Il faudrait avoir la force, la puissance d'appeler son parcours de vie :  Alètheia. Et de s'y maintenir.

Dans Lire daté mai 2009, pages 43-47, entretien mené par Philippe Delaroche du critique littéraire, essayiste et journaliste Pietro Citati dont on se souviendra qu'il a écrit, entre autres, Portraits de femmes (Folio) et un Alexandre le Grand (L'Arpenteur) qui nous hanteront encore dans longtemps. Du coup, je me demande pourquoi je n'ai jamais lu une ligne de Jane Austen.

"Les études de Lettres ne servent à rien" : assertion définitive que l'on prête au dirigeant de la France. Les Humanités effrayantes... Quand Erasme parcourt l'Europe des vilains... Quand Montaigne se réfugie dans sa cabane... Nous voici six fois plus nombreux... A lire, à écrire... ça sert à rien ? Que fuyons-nous, en définitive ?

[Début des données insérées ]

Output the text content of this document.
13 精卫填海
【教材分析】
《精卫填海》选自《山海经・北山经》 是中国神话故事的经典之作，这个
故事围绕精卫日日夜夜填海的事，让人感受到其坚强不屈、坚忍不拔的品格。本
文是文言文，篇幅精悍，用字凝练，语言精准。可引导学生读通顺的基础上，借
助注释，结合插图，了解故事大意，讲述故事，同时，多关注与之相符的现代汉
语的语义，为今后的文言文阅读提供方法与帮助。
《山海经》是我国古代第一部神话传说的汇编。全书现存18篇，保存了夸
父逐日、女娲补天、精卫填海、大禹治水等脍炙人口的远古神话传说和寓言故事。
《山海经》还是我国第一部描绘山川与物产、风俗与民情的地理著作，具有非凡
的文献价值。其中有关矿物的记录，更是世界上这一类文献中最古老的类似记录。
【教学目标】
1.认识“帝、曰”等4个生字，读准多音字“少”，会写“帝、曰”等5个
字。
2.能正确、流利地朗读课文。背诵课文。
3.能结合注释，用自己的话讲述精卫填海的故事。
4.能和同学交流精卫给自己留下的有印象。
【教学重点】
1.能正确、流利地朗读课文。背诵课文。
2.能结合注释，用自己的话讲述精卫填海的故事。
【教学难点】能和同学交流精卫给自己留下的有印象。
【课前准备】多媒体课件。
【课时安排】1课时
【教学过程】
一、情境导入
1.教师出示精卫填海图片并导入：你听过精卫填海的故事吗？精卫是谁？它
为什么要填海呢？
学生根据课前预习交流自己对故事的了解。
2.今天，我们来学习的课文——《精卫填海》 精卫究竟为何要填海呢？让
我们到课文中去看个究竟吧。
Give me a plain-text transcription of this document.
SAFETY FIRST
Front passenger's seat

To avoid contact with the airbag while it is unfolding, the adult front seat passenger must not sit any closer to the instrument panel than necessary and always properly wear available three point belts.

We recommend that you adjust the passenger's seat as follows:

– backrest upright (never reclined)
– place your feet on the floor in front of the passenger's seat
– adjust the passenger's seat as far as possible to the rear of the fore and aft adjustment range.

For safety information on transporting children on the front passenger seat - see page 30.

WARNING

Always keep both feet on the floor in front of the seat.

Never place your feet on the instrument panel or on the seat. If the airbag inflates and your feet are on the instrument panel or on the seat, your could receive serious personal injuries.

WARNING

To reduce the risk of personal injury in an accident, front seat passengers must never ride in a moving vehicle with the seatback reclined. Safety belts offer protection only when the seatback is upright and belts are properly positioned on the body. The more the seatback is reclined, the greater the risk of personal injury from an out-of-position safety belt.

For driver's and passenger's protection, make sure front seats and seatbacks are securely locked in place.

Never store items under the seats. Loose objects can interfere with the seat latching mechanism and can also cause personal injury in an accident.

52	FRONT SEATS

Surtout, que personne ne revienne jamais sur les textes écrits. Etudier les textes ne sert à rien. Puisque l'on pourrait, au détour d'un paragraphe, voir écrit, noir sur blanc, les propos définitifs de nombres d'escrocs accrochés aux rives marécageuses du Pouvoir.

Etat et Religion : surtout ne pas les repenser. Pas en ce moment. Il ya plus urgent : vendre, vendre, compter, accumuler, revendre...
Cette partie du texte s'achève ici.